Steve Smith, president of the Providence Teachers Union, has been a pivotal figure in Rhode Island's education reform movement. He has joined with Providence Superintendent Tom Brady in a unique labor-management partnership to turn around failing schools - a model that has won national attention. And he provided a key bit of support in the state's successful, reform-minded application for $75 million in federal Race to the Top dollars.
His efforts have drawn some sidelong glances from others in organized labor - particularly at the National Education Association-Rhode Island, which has consistently pushed back on the reform effort. Indeed, NEA-RI declined to sign on the Race to the Top application, which pledged more charter schools and more stringent evaluation of instructors, among other things.
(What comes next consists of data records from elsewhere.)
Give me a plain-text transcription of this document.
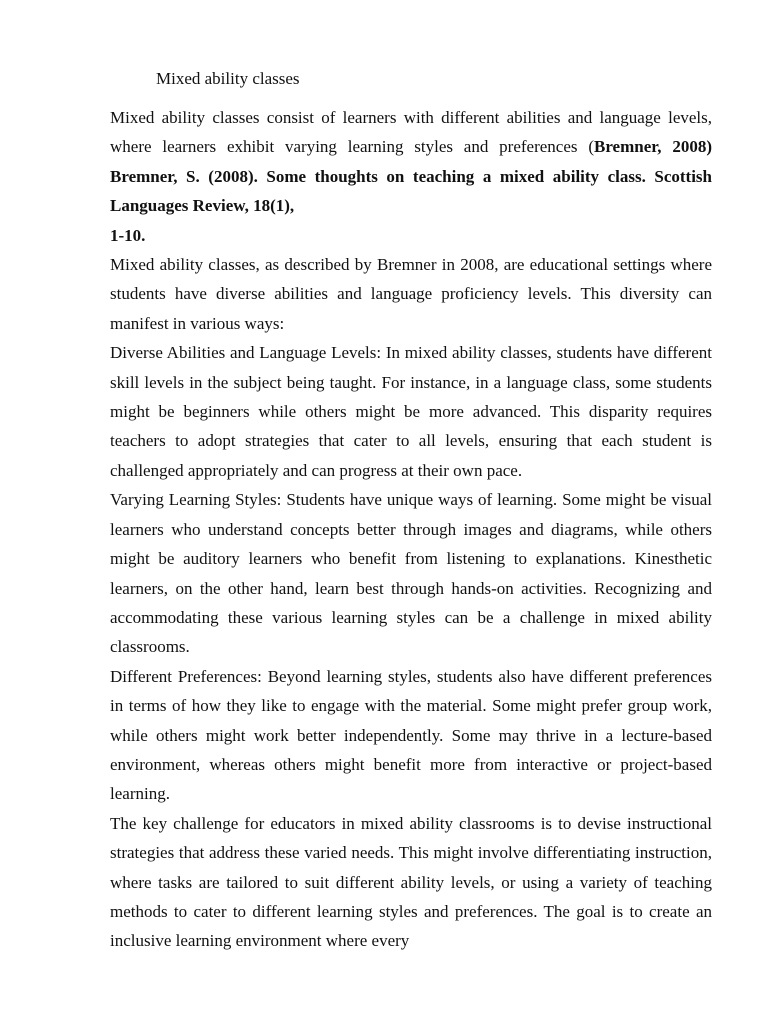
Mixed ability classes

Mixed ability classes consist of learners with different abilities and language levels, where learners exhibit varying learning styles and preferences (Bremner, 2008) Bremner, S. (2008). Some thoughts on teaching a mixed ability class. Scottish Languages Review, 18(1),

1-10.

Mixed ability classes, as described by Bremner in 2008, are educational settings where students have diverse abilities and language proficiency levels. This diversity can manifest in various ways:

Diverse Abilities and Language Levels: In mixed ability classes, students have different skill levels in the subject being taught. For instance, in a language class, some students might be beginners while others might be more advanced. This disparity requires teachers to adopt strategies that cater to all levels, ensuring that each student is challenged appropriately and can progress at their own pace.

Varying Learning Styles: Students have unique ways of learning. Some might be visual learners who understand concepts better through images and diagrams, while others might be auditory learners who benefit from listening to explanations. Kinesthetic learners, on the other hand, learn best through hands-on activities. Recognizing and accommodating these various learning styles can be a challenge in mixed ability classrooms.

Different Preferences: Beyond learning styles, students also have different preferences in terms of how they like to engage with the material. Some might prefer group work, while others might work better independently. Some may thrive in a lecture-based environment, whereas others might benefit more from interactive or project-based learning.

The key challenge for educators in mixed ability classrooms is to devise instructional strategies that address these varied needs. This might involve differentiating instruction, where tasks are tailored to suit different ability levels, or using a variety of teaching methods to cater to different learning styles and preferences. The goal is to create an inclusive learning environment where every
So when I spoke with Pat Crowley of NEA-RI, his take on Smith's current predicament was not entirely surprising - but it was interesting nonetheless.
The city of Providence, of course, has sent termination notices to every teacher in the public schools - with plans to rescind many, but not all, before they become effective next fall. The move, Providence Mayor Angel Taveras contends, is designed to provide the city with maximum flexibility as it tackles a historic budget problem. But it has deeply upset Smith's members, some of whom are rallying outside Providence City Hall in a major protest as I write.
Crowley's argument: if organized labor's leading reformer gets treated this way, why should the rest of the teachers union movement engage in reform?
"The way this has gone down in Providence has got to give people in labor enough pause to say, 'I'm not going to be the next Steven Smith,'" Crowley says.
Indeed, no one should be more upset about the treatment of Smith, Crowley argues, than the education reform crowd.
Bill Fischer, a spokesman for Democrats for Education Reform, says he did, in fact, mention Smith in testimony before the Senate Education Committee yesterday. It is not lost on him, Fischer says, that Smith stuck his neck out on reform. And he is hopeful, he says, that the present turmoil will not derail reform efforts in Providence and elsewhere. (I couldn't reach Smith, who is at the rally, for comment. But I'll update this post if I'm able to reach him.)
And Fischer, who calls Crowley a friend, says he hopes the union leader will not use the present situation as a "wedge" in his efforts to slow down reform.
Whatever Crowley's efforts, the Providence firings seem bound to leave a sour taste in the mouth of organized labor. We'll see what the long-term impacts might be.